Around my local area it is not granite bedrock everywhere, it is calcareous shales mostly. Some pockets of granite around though, as it is quarried for riprap. But on top is granite stones dropped off by glaciers from northern regions where the ogres roam. Southern New Brunswick is sandstone mostly and shales as it was all under water millions of years ago. In my area to, the sea came inland for miles along the Saint John River and up the Tobique River. Where there is more elevation here there is granite. The top of Mount Carleton, for instance, is the highest peak here in the Maritime provinces and is granite.

Braithwright and Gagnon wrote up the geology of New Brunswick in the 19C and has since been updated and improved upon by successors. Only report I have on it comes from 1984 from the Geological Survey of Canada. It was part of university studies on geology when I was in the University of New Brunswick.

When you have glaciers, you sometimes have stuff on top that ain't at the bottom. :D
"No amount of belief makes something a fact." James Randi

1 Thessalonians 5:21

2020 Polaris Ranger 570 to forward firewood, Husqvarna 555 XT Pro, Stihl FS560 clearing saw and continuously thinning my ground, on the side. Grow them trees. (((o)))

D L Bahler

Thanks for all that, swampdonkey.

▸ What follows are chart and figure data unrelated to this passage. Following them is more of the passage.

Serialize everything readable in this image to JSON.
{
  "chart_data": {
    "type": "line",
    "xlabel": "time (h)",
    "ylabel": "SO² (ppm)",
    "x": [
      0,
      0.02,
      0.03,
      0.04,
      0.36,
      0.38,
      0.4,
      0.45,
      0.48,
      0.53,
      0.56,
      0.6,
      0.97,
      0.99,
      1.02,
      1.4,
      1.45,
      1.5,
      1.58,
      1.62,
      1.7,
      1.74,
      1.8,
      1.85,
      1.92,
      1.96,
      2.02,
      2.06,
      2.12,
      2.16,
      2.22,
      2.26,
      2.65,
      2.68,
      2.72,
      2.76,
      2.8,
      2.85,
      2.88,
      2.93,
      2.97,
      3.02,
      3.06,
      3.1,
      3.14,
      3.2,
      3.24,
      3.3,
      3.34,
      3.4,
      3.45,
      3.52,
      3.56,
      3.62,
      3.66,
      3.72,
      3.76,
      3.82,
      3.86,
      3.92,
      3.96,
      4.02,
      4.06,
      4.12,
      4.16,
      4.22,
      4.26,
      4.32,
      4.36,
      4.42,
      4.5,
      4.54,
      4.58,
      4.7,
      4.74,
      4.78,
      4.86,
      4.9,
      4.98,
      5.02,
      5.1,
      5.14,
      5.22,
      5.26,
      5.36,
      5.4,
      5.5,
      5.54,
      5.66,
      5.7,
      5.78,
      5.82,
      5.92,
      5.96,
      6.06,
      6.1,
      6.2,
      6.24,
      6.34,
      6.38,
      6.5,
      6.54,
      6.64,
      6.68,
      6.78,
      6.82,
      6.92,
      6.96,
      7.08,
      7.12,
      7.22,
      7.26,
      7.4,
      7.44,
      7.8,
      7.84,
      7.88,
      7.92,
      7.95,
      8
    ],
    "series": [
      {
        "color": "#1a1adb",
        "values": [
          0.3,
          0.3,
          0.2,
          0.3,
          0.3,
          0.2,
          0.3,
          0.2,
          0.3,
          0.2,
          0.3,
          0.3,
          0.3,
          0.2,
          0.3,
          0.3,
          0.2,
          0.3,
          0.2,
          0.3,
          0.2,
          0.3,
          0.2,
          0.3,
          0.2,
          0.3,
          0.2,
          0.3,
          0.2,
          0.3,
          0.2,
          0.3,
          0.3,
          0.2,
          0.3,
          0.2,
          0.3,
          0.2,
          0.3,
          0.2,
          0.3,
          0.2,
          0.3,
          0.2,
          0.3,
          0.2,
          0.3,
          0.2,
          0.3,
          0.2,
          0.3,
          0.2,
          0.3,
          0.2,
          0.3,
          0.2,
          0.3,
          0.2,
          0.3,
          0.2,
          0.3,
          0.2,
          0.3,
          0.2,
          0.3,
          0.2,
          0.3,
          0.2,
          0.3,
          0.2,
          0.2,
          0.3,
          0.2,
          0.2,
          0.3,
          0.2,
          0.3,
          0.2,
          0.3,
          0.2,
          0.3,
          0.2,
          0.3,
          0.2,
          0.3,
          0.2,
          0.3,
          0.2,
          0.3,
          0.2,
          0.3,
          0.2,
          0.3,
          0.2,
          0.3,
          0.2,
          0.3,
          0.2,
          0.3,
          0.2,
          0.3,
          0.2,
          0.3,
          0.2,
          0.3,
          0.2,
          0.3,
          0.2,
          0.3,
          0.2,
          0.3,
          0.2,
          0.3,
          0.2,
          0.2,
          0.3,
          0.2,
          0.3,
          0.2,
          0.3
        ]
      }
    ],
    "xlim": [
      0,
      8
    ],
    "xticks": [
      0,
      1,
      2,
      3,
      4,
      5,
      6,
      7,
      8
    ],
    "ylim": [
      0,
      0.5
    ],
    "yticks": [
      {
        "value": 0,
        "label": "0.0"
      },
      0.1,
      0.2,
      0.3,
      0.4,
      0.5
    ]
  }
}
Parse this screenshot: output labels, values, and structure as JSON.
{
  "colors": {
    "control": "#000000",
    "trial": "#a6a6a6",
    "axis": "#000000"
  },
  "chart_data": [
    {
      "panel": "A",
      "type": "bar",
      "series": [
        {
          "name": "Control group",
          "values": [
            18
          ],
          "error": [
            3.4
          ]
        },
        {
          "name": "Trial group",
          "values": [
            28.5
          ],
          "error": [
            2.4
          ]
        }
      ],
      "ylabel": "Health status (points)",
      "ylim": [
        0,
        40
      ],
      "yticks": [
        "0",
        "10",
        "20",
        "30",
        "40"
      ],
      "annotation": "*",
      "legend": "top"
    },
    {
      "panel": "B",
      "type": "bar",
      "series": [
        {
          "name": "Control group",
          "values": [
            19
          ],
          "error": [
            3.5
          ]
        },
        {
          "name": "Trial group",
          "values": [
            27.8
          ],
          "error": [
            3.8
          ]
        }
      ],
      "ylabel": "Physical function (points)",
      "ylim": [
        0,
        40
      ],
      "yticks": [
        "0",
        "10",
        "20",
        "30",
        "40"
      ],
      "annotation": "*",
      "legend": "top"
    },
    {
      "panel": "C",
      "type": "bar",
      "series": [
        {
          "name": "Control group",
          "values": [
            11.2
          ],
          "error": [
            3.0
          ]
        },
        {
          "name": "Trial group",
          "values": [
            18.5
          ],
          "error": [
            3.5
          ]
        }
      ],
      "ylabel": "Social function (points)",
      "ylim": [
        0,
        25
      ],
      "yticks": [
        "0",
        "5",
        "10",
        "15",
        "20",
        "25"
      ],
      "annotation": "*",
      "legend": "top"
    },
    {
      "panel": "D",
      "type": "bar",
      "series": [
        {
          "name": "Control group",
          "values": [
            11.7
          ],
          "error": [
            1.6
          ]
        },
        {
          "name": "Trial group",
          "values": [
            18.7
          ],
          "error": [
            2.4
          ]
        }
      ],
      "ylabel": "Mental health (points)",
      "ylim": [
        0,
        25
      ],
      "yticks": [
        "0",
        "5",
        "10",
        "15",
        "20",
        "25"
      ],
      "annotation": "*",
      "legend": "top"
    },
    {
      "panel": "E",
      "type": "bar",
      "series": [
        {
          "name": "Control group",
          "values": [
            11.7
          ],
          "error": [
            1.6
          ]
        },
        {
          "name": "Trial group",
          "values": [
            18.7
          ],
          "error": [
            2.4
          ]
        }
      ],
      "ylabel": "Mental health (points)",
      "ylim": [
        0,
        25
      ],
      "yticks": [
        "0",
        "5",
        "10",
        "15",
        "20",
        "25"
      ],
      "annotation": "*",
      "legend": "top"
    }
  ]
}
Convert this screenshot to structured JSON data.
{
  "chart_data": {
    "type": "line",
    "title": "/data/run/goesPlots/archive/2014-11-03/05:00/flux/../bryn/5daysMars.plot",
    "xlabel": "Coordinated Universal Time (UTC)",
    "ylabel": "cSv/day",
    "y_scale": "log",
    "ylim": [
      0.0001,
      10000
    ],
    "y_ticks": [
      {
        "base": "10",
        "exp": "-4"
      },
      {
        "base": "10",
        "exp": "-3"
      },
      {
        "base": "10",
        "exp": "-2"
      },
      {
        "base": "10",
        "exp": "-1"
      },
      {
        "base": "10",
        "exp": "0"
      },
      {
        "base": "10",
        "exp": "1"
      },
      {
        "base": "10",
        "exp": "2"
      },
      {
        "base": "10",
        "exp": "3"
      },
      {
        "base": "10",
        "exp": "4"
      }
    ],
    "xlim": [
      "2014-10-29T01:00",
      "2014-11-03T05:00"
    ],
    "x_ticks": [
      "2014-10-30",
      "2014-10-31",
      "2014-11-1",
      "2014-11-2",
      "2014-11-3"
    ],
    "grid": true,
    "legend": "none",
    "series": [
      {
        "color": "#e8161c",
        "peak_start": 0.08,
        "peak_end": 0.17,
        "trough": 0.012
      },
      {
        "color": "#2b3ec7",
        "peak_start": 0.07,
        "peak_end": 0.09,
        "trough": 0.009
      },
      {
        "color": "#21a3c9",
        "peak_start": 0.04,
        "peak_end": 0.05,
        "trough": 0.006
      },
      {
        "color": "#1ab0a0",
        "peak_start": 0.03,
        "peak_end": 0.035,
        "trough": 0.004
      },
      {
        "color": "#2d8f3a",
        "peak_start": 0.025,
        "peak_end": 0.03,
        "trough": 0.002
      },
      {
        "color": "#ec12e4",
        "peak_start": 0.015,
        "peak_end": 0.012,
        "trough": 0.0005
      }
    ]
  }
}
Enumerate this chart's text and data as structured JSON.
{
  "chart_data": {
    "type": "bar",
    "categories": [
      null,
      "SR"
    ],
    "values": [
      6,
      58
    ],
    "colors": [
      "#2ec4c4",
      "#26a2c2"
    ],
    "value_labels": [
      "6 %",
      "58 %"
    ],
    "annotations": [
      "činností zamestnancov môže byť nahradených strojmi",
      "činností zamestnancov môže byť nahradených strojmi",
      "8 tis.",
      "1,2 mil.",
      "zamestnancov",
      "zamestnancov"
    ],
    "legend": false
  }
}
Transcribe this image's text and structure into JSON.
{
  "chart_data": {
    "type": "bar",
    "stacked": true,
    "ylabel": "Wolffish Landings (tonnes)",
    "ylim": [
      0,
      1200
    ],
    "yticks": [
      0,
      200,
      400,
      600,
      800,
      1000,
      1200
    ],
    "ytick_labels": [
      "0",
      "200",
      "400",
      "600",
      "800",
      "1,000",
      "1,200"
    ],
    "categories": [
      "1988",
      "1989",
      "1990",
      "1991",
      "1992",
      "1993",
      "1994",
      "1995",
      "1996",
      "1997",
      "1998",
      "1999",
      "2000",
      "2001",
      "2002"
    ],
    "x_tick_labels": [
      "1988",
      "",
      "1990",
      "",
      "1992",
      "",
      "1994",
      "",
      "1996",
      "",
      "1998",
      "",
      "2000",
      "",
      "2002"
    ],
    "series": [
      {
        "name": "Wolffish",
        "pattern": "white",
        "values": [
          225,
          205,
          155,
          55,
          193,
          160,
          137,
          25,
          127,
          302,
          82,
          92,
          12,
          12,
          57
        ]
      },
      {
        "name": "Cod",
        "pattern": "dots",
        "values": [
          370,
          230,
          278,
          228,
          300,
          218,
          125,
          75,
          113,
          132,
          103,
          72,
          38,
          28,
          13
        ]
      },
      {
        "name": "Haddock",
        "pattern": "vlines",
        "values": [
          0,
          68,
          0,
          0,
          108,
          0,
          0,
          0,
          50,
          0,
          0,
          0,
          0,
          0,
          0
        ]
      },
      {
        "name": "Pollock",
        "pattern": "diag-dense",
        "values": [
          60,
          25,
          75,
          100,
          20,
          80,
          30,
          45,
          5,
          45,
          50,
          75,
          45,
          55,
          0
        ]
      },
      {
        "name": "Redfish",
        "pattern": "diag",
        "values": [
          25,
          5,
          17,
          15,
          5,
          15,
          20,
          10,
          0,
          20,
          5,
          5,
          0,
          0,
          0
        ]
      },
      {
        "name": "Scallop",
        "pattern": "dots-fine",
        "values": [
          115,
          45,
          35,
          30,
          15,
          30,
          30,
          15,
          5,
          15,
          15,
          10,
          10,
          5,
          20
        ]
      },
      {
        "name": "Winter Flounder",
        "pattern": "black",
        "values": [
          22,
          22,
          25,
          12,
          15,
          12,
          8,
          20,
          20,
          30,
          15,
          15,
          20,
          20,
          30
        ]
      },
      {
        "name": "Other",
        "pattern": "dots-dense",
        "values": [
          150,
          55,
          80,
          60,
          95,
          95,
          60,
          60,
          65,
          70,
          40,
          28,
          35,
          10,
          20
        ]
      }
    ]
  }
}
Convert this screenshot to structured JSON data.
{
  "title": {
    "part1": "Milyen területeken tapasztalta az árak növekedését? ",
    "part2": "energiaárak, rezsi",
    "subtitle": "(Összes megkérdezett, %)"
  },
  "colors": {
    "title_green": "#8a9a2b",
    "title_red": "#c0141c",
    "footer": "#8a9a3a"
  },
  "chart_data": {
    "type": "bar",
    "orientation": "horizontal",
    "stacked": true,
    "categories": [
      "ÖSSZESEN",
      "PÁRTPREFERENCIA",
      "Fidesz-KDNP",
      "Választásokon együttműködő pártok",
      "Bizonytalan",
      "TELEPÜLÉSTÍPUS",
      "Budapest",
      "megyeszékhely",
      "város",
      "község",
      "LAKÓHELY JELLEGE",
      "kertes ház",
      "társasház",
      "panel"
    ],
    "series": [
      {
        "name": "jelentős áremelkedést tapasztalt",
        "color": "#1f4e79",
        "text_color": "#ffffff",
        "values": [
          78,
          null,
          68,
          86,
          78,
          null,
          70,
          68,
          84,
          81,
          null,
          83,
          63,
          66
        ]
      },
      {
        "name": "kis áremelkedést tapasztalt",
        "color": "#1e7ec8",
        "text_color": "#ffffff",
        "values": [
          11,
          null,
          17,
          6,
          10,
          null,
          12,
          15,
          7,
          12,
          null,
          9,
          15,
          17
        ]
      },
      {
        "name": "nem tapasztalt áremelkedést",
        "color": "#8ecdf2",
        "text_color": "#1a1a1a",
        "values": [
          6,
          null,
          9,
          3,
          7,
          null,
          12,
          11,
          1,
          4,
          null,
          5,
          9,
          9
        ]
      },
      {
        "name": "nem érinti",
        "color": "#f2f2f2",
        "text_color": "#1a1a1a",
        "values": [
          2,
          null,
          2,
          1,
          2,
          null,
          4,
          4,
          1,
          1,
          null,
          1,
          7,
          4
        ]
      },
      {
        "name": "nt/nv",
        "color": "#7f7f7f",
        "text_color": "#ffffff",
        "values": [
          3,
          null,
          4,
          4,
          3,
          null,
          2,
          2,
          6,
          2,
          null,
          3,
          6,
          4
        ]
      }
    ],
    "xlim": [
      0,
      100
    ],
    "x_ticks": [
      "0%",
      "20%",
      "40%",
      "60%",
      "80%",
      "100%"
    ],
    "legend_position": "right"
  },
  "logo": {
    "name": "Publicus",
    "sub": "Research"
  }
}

It's a real pain for all the farmers you know!

Our bedrock in Indiana is mixed sedimentary bands of Limestone, sandstone, shale, slate, gypsum, and others. Any other stone is mixed glacial deposits, and we've got a lot of that. Our part of the state is one of the flattest glacial tills in the world, and our limestone is some of the finest in the world. Most of D.C. is built out of it. Easy to work and weathers very well. 
Not too far from where I live, it sits a whole 18" under the surface. Lot's of stone quarries in these parts.